Curitiba A presença constante de policiamento dentro e nos arredores das escolas foi a melhor solução encontrada até o momento por 11 colégios estaduais de Curitiba, considerados em situação de maior gravidade na Capital no que se refere à questão de segurança. A situação nessas 11 escolas foi diagnosticada depois de várias reuniões realizadas ao longo deste ano, com professores, diretores e comunidade, com o objetivo de construir um Plano Estadual de Educação, que priorize a educação para a paz e segurança nas escolas.
Brigas entre gangues, tráfico de drogas, altos índices de indisciplina, repetência e evasão de alunos, vandalismo com o patrimônio escolar, furtos, agressões física e moral, alcoolismo em função da existência de bares nas proximidades e não participação da família na vida escolar foram os principais problemas durante o levantamento feito junto às 163 escolas e 113 centros de educação de jovens e adultos, que fazem parte do Núcleo Regional da Educação de Curitiba.
''Até o início deste ano isso aqui era um caos. Tínhamos problemas de drogas, gangues, depredação, assaltos, furtos. A gente tinha que fazer acordo com os bandidos para poder sair vivo da escola'', conta o diretor do Colégio Santa Rosa, situado no bairro Solitude, um dos mais violentos da Capital. Segundo ele, a situação ''mudou da água para o vinho'' depois que a Secretaria de Estado da Educação foi avisada do problema e garantiu a presença da Polícia Militar (PM) no colégio.
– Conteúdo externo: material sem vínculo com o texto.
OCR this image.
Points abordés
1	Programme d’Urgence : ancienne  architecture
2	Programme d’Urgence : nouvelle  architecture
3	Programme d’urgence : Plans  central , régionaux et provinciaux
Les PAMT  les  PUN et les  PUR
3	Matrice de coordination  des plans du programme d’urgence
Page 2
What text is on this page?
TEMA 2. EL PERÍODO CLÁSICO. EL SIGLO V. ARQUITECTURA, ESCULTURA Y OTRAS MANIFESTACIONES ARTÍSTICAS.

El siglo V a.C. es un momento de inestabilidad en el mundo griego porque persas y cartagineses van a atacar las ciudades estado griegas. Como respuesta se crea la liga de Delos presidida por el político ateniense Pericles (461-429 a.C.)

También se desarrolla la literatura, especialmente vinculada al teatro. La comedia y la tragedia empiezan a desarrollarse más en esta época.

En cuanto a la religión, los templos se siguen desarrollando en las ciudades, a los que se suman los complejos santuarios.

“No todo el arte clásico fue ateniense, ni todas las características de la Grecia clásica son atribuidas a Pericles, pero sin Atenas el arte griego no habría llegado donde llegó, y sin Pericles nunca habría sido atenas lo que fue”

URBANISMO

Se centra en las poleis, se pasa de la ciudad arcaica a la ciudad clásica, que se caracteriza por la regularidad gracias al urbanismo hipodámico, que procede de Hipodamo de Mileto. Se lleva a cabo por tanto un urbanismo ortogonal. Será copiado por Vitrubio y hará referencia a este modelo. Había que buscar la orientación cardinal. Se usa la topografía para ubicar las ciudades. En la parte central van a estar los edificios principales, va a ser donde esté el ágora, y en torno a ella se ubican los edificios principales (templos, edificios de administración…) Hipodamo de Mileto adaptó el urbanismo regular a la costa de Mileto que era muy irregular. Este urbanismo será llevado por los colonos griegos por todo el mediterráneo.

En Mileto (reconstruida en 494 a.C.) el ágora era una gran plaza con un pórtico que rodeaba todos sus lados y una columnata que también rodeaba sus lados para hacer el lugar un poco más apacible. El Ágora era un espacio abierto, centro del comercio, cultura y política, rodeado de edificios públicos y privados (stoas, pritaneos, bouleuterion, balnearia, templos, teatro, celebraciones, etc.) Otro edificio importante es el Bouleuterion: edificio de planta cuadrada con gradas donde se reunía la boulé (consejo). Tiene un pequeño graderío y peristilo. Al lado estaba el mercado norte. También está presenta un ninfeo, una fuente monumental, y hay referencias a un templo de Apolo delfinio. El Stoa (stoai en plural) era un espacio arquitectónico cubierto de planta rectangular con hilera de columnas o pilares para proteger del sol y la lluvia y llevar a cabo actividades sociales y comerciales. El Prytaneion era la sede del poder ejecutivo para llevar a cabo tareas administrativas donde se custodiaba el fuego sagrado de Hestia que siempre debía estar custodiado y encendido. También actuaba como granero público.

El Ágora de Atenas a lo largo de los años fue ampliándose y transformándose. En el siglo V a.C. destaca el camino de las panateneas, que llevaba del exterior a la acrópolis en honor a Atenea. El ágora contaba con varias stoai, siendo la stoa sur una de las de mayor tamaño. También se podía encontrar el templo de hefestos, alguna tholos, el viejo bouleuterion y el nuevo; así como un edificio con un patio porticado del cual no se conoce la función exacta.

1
A secretária Stael Watanabe, do Colégio Estadual Professor José Guimarães, localizado na Vila Hauer, é outra defensora da presença da PM na escola. ''No início do ano teve até tiroteio na frente da escola. Nós tínhamos problema com alunos alcoolizados, vendendo droga aqui dentro e briga de gangues. Com a polícia, esses problemas praticamente acabaram'', diz.
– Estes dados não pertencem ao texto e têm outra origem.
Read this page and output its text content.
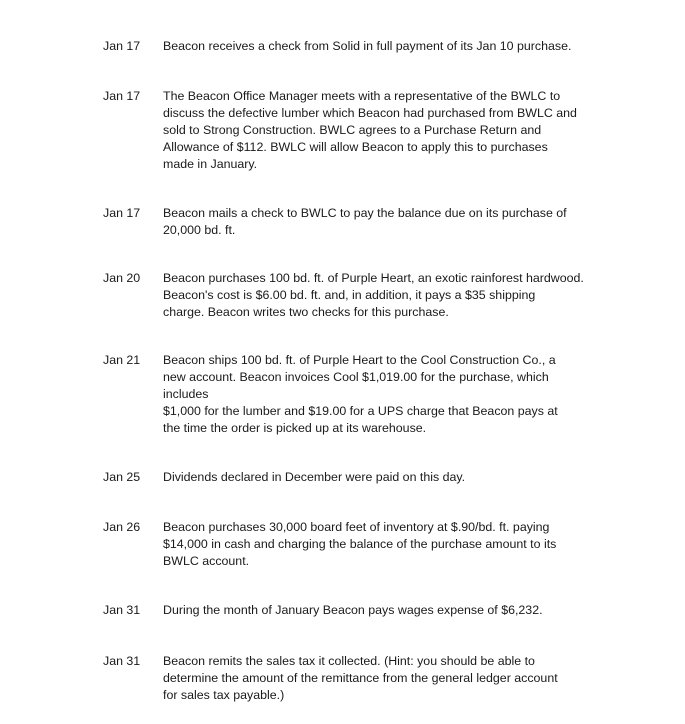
Jan 17 Beacon receives a check from Solid in full payment of its Jan 10 purchase.
Jan 17 The Beacon Office Manager meets with a representative of the BWLC to
discuss the defective lumber which Beacon had purchased from BWLC and
sold to Strong Construction. BWLC agrees to a Purchase Return and
Allowance of $112. BWLC will allow Beacon to apply this to purchases
made in January.
Jan 17 Beacon mails a check to BWLC to pay the balance due on its purchase of
20,000 bd. ft.
Jan 20 Beacon purchases 100 bd. ft. of Purple Heart, an exotic rainforest hardwood.
Beacon's cost is $6.00 bd. ft. and, in addition, it pays a $35 shipping
charge. Beacon writes two checks for this purchase.
Jan 21 Beacon ships 100 bd. ft. of Purple Heart to the Cool Construction Co., a
new account. Beacon invoices Cool $1,019.00 for the purchase, which
includes
$1,000 for the lumber and $19.00 for a UPS charge that Beacon pays at
the time the order is picked up at its warehouse.
Jan 25 Dividends declared in December were paid on this day.
Jan 26 Beacon purchases 30,000 board feet of inventory at $.90/bd. ft. paying
$14,000 in cash and charging the balance of the purchase amount to its
BWLC account.
Jan 31 During the month of January Beacon pays wages expense of $6,232.
Jan 31 Beacon remits the sales tax it collected. (Hint: you should be able to
determine the amount of the remittance from the general ledger account
for sales tax payable.)
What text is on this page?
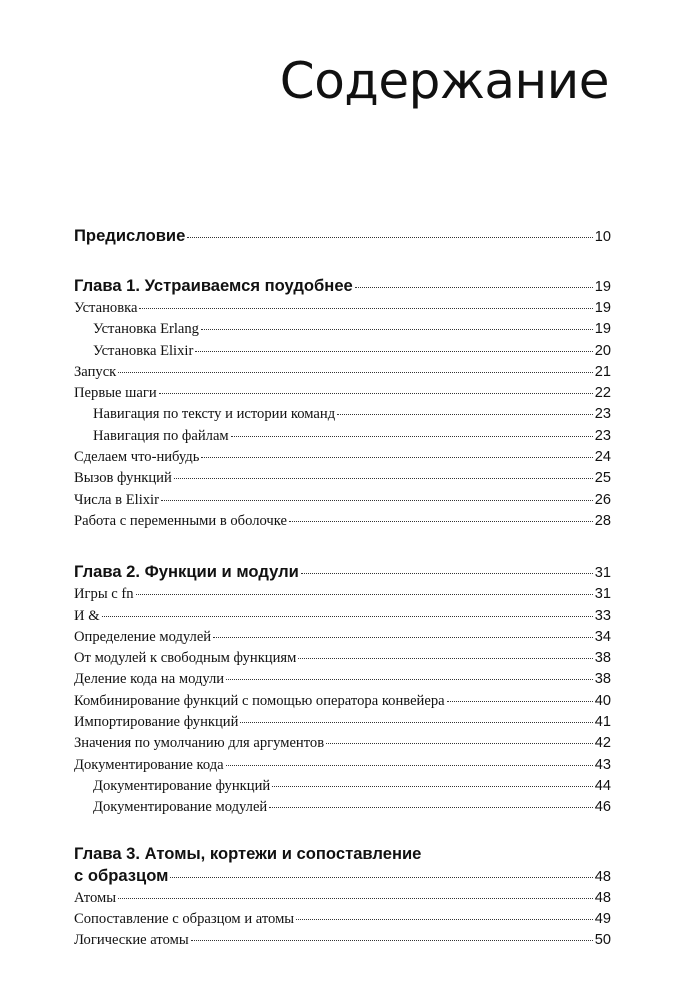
Содержание
Предисловие	10
Глава 1. Устраиваемся поудобнее	19
Установка	19
Установка Erlang	19
Установка Elixir	20
Запуск	21
Первые шаги	22
Навигация по тексту и истории команд	23
Навигация по файлам	23
Сделаем что-нибудь	24
Вызов функций	25
Числа в Elixir	26
Работа с переменными в оболочке	28
Глава 2. Функции и модули	31
Игры с fn	31
И &	33
Определение модулей	34
От модулей к свободным функциям	38
Деление кода на модули	38
Комбинирование функций с помощью оператора конвейера	40
Импортирование функций	41
Значения по умолчанию для аргументов	42
Документирование кода	43
Документирование функций	44
Документирование модулей	46
Глава 3. Атомы, кортежи и сопоставление
с образцом	48
Атомы	48
Сопоставление с образцом и атомы	49
Логические атомы	50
No Colégio Santa Rosa, que tem 2 mil alunos de 5 a 8 série e de ensino médio, os PMs só ficaram no local em tempo integral no início. Hoje são acionados rapidamente, quando necessário. No estabelecimento da Vila Hauer, que tem 1,5 mil alunos no ensino médio, a direção ainda não conseguiu manter a tranquilidade sem policiamento. ''Tiramos a polícia por dois dias e os problemas já voltaram. Isso mostra que os alunos ainda não tomaram consciência'', afirma Stael.
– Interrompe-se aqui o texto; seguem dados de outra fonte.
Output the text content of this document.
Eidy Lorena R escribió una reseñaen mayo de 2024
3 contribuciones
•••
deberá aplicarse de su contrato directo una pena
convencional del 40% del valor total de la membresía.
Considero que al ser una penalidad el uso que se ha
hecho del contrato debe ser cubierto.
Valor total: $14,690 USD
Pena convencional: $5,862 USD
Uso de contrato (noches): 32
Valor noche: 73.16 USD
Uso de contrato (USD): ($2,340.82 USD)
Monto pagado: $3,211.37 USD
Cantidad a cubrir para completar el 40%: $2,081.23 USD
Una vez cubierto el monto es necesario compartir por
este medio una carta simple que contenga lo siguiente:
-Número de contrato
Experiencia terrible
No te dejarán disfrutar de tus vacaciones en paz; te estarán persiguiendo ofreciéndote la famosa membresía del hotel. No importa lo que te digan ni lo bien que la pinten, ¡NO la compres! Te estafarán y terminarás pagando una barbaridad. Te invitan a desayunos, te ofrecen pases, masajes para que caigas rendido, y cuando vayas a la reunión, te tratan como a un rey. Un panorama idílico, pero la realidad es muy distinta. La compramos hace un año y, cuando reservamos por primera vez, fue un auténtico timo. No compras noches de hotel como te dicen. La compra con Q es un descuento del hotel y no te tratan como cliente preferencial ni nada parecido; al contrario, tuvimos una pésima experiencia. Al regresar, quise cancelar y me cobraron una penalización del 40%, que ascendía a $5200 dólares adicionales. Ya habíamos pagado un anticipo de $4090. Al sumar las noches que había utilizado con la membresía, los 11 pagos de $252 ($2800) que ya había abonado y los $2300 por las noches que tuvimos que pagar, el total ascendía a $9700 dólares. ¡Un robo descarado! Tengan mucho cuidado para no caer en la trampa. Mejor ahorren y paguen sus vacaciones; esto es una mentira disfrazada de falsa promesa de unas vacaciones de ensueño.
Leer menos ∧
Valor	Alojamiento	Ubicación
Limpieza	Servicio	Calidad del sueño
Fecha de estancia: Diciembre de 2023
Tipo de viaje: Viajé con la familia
O policiamento, no entanto, é apenas o primeiro passo na implementação de um programa mais amplo, que vem sendo desenvolvido pelo NRE. O objetivo é elaborar um Plano Estadual de Educação, que aborde os aspectos Educação para a Paz e Segurança nas Escolas, com possibilidade, inclusive de criação da disciplina Educação pela Paz nas escolas.
Segundo a chefe do Núcleo, Sheila Toledo Pereira, a intenção é construir uma proposta pedagógica, com metas e objetivos para os próximos dez anos. ''Estamos repensando que escola nós queremos. Que seja um lugar onde o aluno não fique ocioso e possa participar de atividades complementares, como dança, esportes, e a escola se abra para a participação da comunidade'', diz.
Cardoso ressalta, no entanto que, por enquanto a prioridade tem sido policial e não pedagógica. ''Quando um doente está morrendo, ele precisa ir para a UTI. É o caso das nossas escolas, que precisaram primeiro de policiamento. Agora estamos vendo outros eventos'', diz.